The Sky Is Falling!

I’m trying to picture John Wayne fleeing the Capitol like Henny Penny because a small plane has been sighted 15 miles away.

I have a better imagination than most people. Bumps in the night? I can come up with three or four scary scenarios on the spur of the moment. Husband an hour late? Ditto. But John Wayne giving in to fear – and, worse, showing it? That I just can't imagine.

Instead I see him swaggering down those monumental steps in front of the Capitol. He briefly scans the sky while a wimp in a uniform squawks, “Run, run! This is for real!” The Duke hardly spares him a glance. “Son,” he says, legs planted wide and clearly going nowhere, “go find yer mommy. Ya need yer nose wiped.”

Whatever happened to that vaunted American virtue, courage? It seems to have disappeared along with manliness, self-reliance, and pride. We used to be people who laughed at threats, who never ran no matter what. Heck, we used to look for trouble. Nathan Hale sassed the Redcoats before they hanged him. Daniel Boone had to rescue his daughter from Indians because he'd refused to leave Kentucky after they killed his son. Jim Bowie, Davy Crockett, et al. had plenty of time to evacuate the Alamo before Santa Anna attacked, but they’d sooner die than run.

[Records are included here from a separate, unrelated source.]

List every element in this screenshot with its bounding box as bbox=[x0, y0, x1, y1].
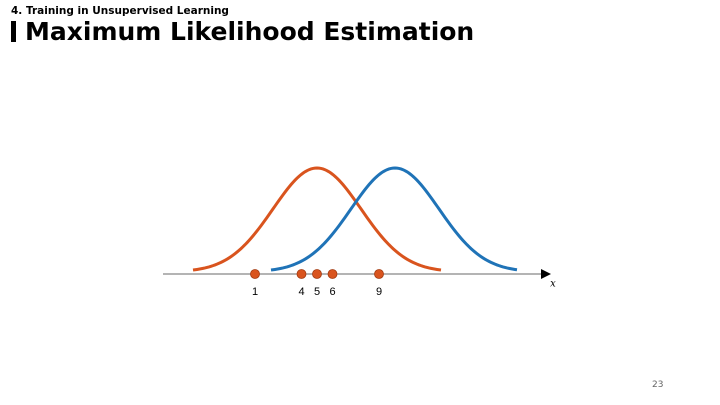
data-point bbox=[374, 269, 384, 279]
gaussian-curve bbox=[192, 166, 442, 272]
data-point bbox=[327, 269, 338, 279]
point-label: 6 bbox=[329, 286, 335, 298]
data-point bbox=[312, 269, 322, 279]
point-label: 5 bbox=[314, 286, 320, 298]
slide-title: Maximum Likelihood Estimation bbox=[25, 17, 475, 46]
point-label: 9 bbox=[376, 286, 382, 298]
axis-arrow bbox=[541, 269, 551, 279]
point-label: 1 bbox=[252, 286, 258, 298]
gaussian-curve bbox=[270, 166, 518, 272]
section-label: 4. Training in Unsupervised Learning bbox=[11, 5, 229, 17]
title-bar bbox=[11, 21, 16, 42]
slide-title-row: Maximum Likelihood Estimation bbox=[11, 17, 474, 46]
page-number: 23 bbox=[652, 380, 664, 390]
data-point bbox=[296, 269, 307, 279]
point-label: 4 bbox=[298, 286, 304, 298]
data-point bbox=[250, 269, 260, 279]
axis-label: x bbox=[550, 279, 556, 290]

And it wasn’t enough to be brave. One tried for insouciance, too. The biggest heroes always joked and laughed while flirting with death. The graver the danger, the faster the jests flew. Ben Franklin quipped that the Signers had better hang together, or they would assuredly hang separately. Butch Cassidy bantered with the Sundance Kid while loading their revolvers for the final showdown with the Mexican army. (“DOS?” the captain asks in disbelief as his company scampers into place. “Dos hombres?” Yep. All that for two men – because they’re not just men, they’re Americans.)

Now, 2 guys in a 1500-lb plane make the entire District of Columbia quake like a bunch of weenies.

It’s refreshing, in a perverse sort of way, to see the jelly Our Rulers are made of. Maybe Americans will finally wake up to the fact that these cowards can’t conquer their own fears, let alone the deficit or The Plague of Underage Drinking. But it’s getting old. They ran from anthrax, they run from abandoned suitcases. Anyone who isn’t wearing pinstripes and a rep-stripe tie while gazing at the White House a tad too intently sets their craven hearts fluttering. It’s ridiculously easy to scare these fools: just cackle off-key when the president’s motorcade passes.

You’d think senators and Supreme Court justices, big boys all, would be ashamed to flee in front of the whole country. You’d think a couple of unarmed pilots would hardly merit tackling by 6 armed goons (on camera – God knows how many Ninjas actually surrounded the dos hombres out of camera range). You’d think at least a few of the goons would show some sporting instinct by refusing to gang up against two middle-aged pilots. Maybe they’d even joke with the pilots about asking for directions the next time. Instead, they wrestled them to the ground and handcuffed them, as though these fellows were actually dangerous instead of lost.

“We have to remember that we are a nation at war,” said Scott McClellan, the White House stooge – I mean, spokesman. “And there are still people that seek to do harm to the United States and seek to carry out attacks on the United States.” Duh, Scott. That’s what happens when you invade other countries and bomb the little bit of infrastructure they’d managed to accumulate. You might want to dig out your copy of the Constitution – you have one, right? – and see what it says about situations like this.

And, while you’re at it, find yer mommy. Yer nose needs wiped.